Make Me A Little Miracle

Women and The Venezuelan Crisis

María Lionza, hazme un milagrito
Y un ramo de flores te vo' a llevar
—Ruben Blades

In Venezuela water is rationed. Staple foods are rationed. Electricity comes in fits and starts and the streets vibrate with insecurity and fear. The government stopped collecting such statistics, but independent observers say it has among highest peace-time murder rates in the world. Corruption permeates everything. Food riots broke out this summer as the shortages and lines became untenable. Violent antigovernment demonstrations are common. Medical shortages have left the hospitals haunted, helpless structures for the nations’s sick. Due to the crime, the streets at night are ghostly and vacant. Among the upper and middle classes, every day another friend or family member emigrates, often after another kidnapping or armed robbery. For those without means to escape, they go home earlier, mourn more often, replace what has been stolen when they can, and spend hours and days in line for for food, transportation, and medicine.

Amid the chaos, the country’s women are on the front lines of all aspects of the struggle. Female riot police confront female protesters at the demonstrations. It is women, old ladies, young mothers with babies in arms, who are primarily waiting in Venezuela’s famous lines for food to feed their families. This chapter of my ongoing work in Venezuela is focused on the roll of women in the crisis, emphasizing depth, humanity and resilience in a story far too often told in terms of violence and economic statistics.

  • December 17, 2015. Caracas, Venezuela. A female member of a criminal gang from a barrio in Western Caracas poses for a photo in one of the gang’s safe houses. The gang traffics in kidnapping, drugs and assassinations.

  • June 5, 2016. Boleita, Caracas. After a hostage situation broke out in a jail reputed for inhumane conditions, no water, limited food, overcrowding to the point that some inmates have to sleep standing up and develop skin conditions, wives, sisters, girlfriends and friends staged a protest outside the jail, demanding that their loved ones be given medical treatment after reported shootings inside the jail, or transfers to better facilities. As the protest escalated police fired pepper spray and tear gas at the women to disperse them.

  • March 6th, 2014. Caracas, Venezuela. A National Police officer behind a riot shield is pushed backwards by a crush of demonstrators during the March of the Empty Pots, which coincided with International Women's Day.

  • June 4, 2016. Caracas, Venezuela. After spending the morning in line since three AM waiting for subsidized food and drug store supplies, husband and wife Elixa and Richard returned home to the room their entire family shares in one of the poorest Barrios of Western Caracas, with two packages of subsidized pasta. They sit on the bed and watch tv with their two daughters during the hottest part of the mid day sun, before Elixa cooks a modest lunch of rice with vegetables and Richard goes out to work as a motorcycle taxi driver. Despite Richard's good job with the government and second job as a moto-driver, and Elixa's full time job at a textile store, the family struggles to make enough for food, school supplies, and rent.
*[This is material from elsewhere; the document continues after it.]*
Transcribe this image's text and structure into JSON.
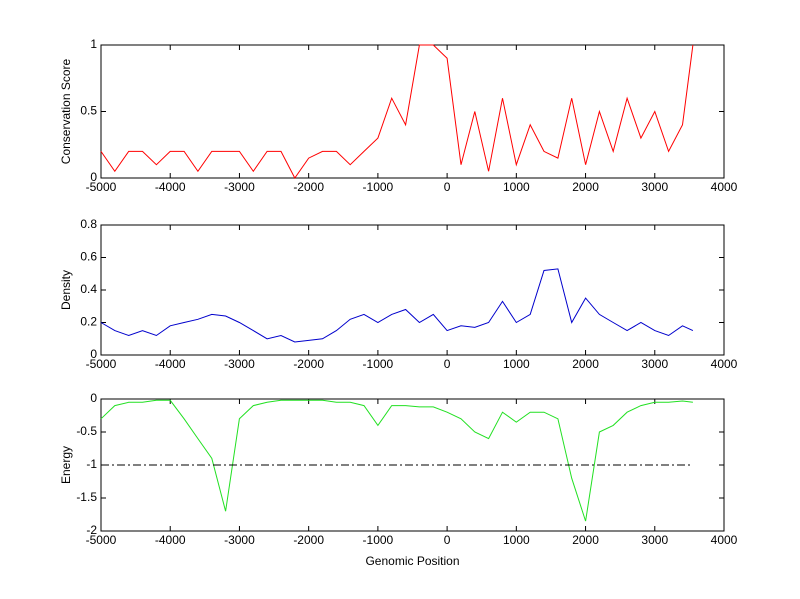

Natalie Keyssar is a documentary photographer based in Brooklyn, New York. After receiving a BFA in Painting from the Pratt Institute in 2009, she pursued photojournalism, which fused her love for visual storytelling with her deep interest in youth culture, and political movements.

Much of her personal work has focused on the themes of class inequality, and the personal effects of political turmoil. She has explored topics from Caribbean gangs in Brooklyn, to occupied life in Western Sahara, from White Supremacist militias on the US Border with Mexico, to the Black Lives Matter Movement. From infant mortality in Burma to Hip Hop in Eastern DRC. She is currently working on a long term project about daily life in Venezuela after the death of Hugo Chavez.